Rappel de ce que prévoit la Constitution américaine.
Qu’est-ce que l’impeachment ?
La procédure de mise en accusation, ou impeachment process, est inscrite dans l’article 2 de la Constitution américaine. Elle permet de juger et de destituer un président qui se serait rendu coupable de trahison, corruption ou « crimes et délits majeurs », notion qui n’est pas définie précisément.
La procédure peut aussi s’appliquer aux hauts fonctionnaires du gouvernement : vice-président, juges fédéraux et membres des cabinets. Elle n’est pas limitée dans la durée, elle peut prendre quelques jours comme plusieurs mois.
Comment se déroule la procédure ?
Pour lancer une procédure d’impeachment, les deux chambres du Congrès interviennent : la Chambre des représentants (la chambre basse) et le Sénat (la chambre haute). Il est d’usage de dire que la Chambre des représentants représente le peuple, et le Sénat, les Etats.
- La Chambre des représentants décide de la tenue du procès
C’est à la Chambre des représentants d’engager le processus, avec une enquête confiée à son comité judiciaire. A l’issue de ses recherches, le comité soumet une résolution à la Chambre des représentants : la motion d’impeachment est alors adoptée ou rejetée. Si une majorité simple estime que les preuves sont suffisantes pour engager une procédure et vote pour l’adoption, un procès est alors ouvert devant le Sénat.
- Le Sénat juge de la culpabilité ou non
Au moment de sa comparution devant le Sénat, l’accusé est suspendu de ses fonctions.
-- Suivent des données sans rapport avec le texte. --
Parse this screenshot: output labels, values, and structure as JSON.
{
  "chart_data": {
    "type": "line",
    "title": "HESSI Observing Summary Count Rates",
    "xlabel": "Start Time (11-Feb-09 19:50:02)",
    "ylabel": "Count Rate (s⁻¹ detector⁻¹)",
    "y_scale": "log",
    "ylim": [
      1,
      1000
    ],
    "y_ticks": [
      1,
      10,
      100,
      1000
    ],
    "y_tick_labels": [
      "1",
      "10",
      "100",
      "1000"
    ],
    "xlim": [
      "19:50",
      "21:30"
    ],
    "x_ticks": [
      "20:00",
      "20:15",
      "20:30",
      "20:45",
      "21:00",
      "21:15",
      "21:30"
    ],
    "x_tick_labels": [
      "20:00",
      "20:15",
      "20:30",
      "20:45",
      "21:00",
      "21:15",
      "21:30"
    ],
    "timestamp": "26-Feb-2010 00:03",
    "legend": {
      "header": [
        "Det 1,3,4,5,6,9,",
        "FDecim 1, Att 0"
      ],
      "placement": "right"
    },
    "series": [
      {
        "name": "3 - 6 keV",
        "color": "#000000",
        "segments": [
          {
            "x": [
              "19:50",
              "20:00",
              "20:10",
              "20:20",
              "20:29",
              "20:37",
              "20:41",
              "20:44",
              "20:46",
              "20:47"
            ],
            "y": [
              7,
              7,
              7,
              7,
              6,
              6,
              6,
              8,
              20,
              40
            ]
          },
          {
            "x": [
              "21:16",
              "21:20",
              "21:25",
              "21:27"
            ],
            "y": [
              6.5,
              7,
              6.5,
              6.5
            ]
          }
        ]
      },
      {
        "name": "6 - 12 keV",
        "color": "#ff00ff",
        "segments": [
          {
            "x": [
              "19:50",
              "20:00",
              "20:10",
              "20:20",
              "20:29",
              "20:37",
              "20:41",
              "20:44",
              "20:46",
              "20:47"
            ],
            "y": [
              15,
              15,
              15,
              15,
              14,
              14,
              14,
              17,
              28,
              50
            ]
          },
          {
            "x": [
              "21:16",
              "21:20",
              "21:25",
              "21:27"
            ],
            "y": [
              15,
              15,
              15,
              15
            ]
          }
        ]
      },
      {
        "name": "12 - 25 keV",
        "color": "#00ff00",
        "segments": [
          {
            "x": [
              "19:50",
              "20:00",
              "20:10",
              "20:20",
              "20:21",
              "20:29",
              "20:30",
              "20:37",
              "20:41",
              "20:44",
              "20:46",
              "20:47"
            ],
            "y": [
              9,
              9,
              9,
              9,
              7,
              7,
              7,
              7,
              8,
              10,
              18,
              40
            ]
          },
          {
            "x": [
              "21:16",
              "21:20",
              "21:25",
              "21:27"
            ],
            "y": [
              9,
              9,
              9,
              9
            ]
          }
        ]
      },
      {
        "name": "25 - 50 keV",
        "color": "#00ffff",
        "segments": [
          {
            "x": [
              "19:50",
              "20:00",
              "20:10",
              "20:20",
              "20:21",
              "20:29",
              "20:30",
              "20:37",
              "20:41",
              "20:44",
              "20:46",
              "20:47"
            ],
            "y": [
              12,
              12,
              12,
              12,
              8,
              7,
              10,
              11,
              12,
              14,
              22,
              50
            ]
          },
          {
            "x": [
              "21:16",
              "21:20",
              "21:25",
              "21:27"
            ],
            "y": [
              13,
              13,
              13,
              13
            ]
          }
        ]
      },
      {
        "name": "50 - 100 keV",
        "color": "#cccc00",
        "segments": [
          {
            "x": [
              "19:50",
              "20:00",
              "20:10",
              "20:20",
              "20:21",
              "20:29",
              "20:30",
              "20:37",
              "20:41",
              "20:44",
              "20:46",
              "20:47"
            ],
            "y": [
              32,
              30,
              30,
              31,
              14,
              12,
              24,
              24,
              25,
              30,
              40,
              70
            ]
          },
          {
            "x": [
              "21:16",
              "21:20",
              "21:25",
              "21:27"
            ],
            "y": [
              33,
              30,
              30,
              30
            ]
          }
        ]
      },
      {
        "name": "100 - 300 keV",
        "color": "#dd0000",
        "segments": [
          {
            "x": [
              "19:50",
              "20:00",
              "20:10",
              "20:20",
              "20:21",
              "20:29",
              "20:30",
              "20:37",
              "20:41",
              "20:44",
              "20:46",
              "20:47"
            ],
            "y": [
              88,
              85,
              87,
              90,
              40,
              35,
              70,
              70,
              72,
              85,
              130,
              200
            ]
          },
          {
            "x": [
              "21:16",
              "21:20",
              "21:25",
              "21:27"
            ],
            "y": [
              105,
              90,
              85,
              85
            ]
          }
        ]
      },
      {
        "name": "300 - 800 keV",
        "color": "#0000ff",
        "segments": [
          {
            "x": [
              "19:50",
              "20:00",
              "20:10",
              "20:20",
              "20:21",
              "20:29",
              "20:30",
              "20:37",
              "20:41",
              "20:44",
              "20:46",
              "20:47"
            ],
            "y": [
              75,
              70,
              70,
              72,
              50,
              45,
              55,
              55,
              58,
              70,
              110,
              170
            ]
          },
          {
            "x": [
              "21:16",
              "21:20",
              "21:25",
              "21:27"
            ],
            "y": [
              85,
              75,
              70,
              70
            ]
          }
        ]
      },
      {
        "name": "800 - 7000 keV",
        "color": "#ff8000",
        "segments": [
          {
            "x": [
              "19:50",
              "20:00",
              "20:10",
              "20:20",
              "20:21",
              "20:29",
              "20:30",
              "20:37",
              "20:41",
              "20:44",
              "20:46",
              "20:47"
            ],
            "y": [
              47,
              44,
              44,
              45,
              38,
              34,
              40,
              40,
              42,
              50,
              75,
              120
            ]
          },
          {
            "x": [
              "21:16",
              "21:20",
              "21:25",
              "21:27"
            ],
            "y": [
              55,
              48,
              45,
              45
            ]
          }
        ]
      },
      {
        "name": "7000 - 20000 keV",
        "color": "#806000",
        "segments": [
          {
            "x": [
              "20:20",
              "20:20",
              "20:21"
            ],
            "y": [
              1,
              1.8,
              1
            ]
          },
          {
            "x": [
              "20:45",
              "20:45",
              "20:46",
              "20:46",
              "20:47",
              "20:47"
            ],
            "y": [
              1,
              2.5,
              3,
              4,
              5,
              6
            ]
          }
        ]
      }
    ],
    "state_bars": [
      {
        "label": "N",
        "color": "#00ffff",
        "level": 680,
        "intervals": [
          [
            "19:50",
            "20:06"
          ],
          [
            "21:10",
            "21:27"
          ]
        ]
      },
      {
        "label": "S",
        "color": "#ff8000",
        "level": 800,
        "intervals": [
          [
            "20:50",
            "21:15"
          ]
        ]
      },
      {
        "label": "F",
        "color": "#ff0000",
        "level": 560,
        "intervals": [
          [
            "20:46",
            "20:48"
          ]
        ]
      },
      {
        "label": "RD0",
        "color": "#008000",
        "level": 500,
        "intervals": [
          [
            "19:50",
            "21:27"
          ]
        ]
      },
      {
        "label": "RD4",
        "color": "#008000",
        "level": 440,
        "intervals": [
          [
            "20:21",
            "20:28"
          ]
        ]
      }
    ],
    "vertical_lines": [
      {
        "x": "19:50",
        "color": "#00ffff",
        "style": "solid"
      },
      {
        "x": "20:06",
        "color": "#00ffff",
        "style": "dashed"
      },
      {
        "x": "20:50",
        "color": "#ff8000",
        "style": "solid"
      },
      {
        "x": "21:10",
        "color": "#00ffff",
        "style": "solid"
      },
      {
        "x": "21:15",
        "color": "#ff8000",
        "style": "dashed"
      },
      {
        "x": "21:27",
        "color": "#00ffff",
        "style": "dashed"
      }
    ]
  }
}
Pour juger le président, le Sénat n’est plus présidé par le vice-président, comme c’est habituellement le cas, mais par le président de la Cour suprême. Le procès ressemble à une procédure pénale habituelle, l’accusé est représenté par un ou plusieurs avocats. Si la majorité aux deux tiers des sénateurs juge que le président des Etats-Unis est coupable, il est destitué, et son vice-président le remplace immédiatement.
Quand a-t-elle été utilisée ?
Dix-neuf procédures d’impeachment ont été lancées depuis l’entrée en vigueur de la Constitution, en 1789, majoritairement envers des juges fédéraux. Seules trois d’entre elles ont concerné des présidents des Etats-Unis.
La Chambre des représentants a voté une mise en accusation en 1868 d’Andrew Johnson pour être passé outre une procédure de nomination des hauts postes de l’exécutif qui venait d’être votée, et en 1998 contre William Clinton, pour « parjure » et « obstruction à la justice » dans l’affaire Lewinsky. Le Sénat avait ensuite acquitté les deux présidents.
En plein scandale du Watergate, la préparation d’une procédure d’impeachment a été enclenchée contre Richard Nixon en 1974. Mais elle n’a pas abouti, le président ayant choisi de démissionner.